Zeta is designed for couples and families to manage finances together. The founders note that 65% of divorces happen, at least in part, due to finances. You can pay bills, track shared spending and save for goals all in one place. You can have joint accounts or personal accounts with Zeta, and they are designed for any household, whether it be committed couples or roommates. Although it’s not technically a bank account, it is backed by Piermont Bank and is FDIC insured. Money in your Zeta accounts will accrue interest, and both people on the account legally own the money inside the account. This is a really neat way to combine finances up to a certain extent with those in your household, especially if you want to keep some of your money in a personal bank account elsewhere.
9. You need a budget
You Need a Budget (YNAB) offers users a proactive approach to budgeting and is great for beginner budgeters and seasoned vets alike. Note that this is a paid app, so if you want to use it, you will have to spend $14.99 per month or $98.99 per year, but there is a 34-day free trial period you can take advantage of to see if the app works for you. It also comes with a 100% money-back guarantee if you aren’t satisfied with it.
You can either link a bank account to the app or manually enter each transaction. It is certainly easier and less time-consuming to automatically transfer transactions from your accounts rather than having to put them all into the app yourself. YNAB follows “four rules for less money stress,” which are:
- Give every dollar a job.
- Embrace your true expenses.
- Roll with the punches.
- Age your money.
YNAB emphasizes that you are the one in charge and can choose how you want to allocate your money. You just need to decide ahead of time where each dollar goes and stick to that plan. There are plenty of answered questions and blog posts throughout the website and app that help users learn everything they need to know about finances.

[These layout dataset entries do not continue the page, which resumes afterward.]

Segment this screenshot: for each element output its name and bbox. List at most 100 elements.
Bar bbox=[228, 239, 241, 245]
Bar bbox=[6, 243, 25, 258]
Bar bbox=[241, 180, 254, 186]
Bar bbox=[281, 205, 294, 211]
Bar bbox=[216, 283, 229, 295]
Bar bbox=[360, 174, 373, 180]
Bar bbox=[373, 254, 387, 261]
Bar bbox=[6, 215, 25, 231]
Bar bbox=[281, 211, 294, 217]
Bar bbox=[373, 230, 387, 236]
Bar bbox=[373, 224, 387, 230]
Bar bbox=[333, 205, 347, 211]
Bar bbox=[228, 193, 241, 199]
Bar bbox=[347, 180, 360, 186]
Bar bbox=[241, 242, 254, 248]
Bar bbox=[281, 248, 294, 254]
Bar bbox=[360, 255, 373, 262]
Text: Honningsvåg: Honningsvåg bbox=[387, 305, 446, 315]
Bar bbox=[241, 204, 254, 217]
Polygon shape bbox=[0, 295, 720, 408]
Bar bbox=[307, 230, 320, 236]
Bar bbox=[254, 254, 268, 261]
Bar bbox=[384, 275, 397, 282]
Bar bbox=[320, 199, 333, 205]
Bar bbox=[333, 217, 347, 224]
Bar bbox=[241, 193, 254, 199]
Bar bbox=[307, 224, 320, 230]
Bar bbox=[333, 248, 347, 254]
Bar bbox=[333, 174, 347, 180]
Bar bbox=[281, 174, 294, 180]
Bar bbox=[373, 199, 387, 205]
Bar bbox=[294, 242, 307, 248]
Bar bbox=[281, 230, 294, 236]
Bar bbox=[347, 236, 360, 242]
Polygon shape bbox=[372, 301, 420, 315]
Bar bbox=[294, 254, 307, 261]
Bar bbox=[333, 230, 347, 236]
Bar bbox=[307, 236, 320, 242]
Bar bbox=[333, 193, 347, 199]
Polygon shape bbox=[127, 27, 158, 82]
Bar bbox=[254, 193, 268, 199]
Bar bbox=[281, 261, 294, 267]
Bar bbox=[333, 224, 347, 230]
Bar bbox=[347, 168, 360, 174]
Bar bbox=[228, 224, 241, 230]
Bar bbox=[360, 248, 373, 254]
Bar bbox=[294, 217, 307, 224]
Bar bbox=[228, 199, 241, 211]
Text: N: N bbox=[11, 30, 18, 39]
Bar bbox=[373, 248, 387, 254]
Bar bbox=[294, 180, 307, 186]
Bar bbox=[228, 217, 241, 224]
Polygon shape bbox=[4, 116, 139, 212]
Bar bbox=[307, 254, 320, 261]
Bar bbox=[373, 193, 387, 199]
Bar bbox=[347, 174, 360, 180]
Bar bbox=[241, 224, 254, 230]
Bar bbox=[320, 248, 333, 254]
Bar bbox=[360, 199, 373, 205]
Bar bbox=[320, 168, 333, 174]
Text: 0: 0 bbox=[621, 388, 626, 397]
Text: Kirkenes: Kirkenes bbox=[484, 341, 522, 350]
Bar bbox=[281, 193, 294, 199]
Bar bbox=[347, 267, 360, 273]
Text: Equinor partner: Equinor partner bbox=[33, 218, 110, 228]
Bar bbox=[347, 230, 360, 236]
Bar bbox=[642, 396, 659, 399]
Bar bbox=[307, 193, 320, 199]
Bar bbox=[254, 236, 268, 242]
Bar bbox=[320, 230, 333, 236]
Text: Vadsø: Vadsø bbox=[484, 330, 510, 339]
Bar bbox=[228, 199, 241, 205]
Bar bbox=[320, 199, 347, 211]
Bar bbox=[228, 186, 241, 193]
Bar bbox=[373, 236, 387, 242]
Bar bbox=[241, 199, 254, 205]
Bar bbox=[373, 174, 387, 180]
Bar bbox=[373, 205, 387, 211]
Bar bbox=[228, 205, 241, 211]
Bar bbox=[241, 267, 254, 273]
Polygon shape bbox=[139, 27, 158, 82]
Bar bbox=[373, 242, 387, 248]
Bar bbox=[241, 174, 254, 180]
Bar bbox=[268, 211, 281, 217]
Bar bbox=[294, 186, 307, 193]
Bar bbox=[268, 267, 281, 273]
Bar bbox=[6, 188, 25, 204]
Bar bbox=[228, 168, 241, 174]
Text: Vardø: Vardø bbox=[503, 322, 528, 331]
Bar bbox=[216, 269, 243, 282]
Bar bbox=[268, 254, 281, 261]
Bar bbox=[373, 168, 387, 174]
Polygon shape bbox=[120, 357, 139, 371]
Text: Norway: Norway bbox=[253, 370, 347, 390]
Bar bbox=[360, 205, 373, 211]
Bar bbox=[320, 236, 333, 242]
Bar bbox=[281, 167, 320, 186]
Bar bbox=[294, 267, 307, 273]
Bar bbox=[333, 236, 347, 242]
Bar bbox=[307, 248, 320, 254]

Although it might seem counterintuitive to pay money for an app when you are trying to get a hold of your finances, it could be helpful to have a stake in the game and expert resources at your fingertips. It’s definitely more expensive than some other options, but it seems like it’s worth the investment.

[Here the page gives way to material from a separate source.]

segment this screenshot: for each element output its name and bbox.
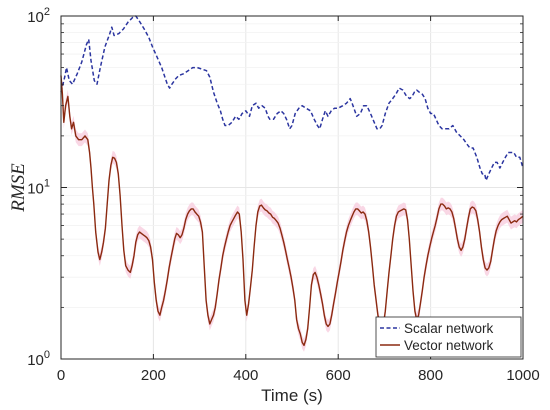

Given today’s economy, it makes sense that so many people are stressed about finances. Inflation is still through the roof, and the cost of living seems to be getting higher by the day. Even though stress is a natural response, it’s not necessarily productive. When you manage your stress and take care of your mental health, you can get a hold of your finances much more efficiently and with less struggle. These eight apps are fantastic for budgeting, learning various therapy techniques, and moving forward.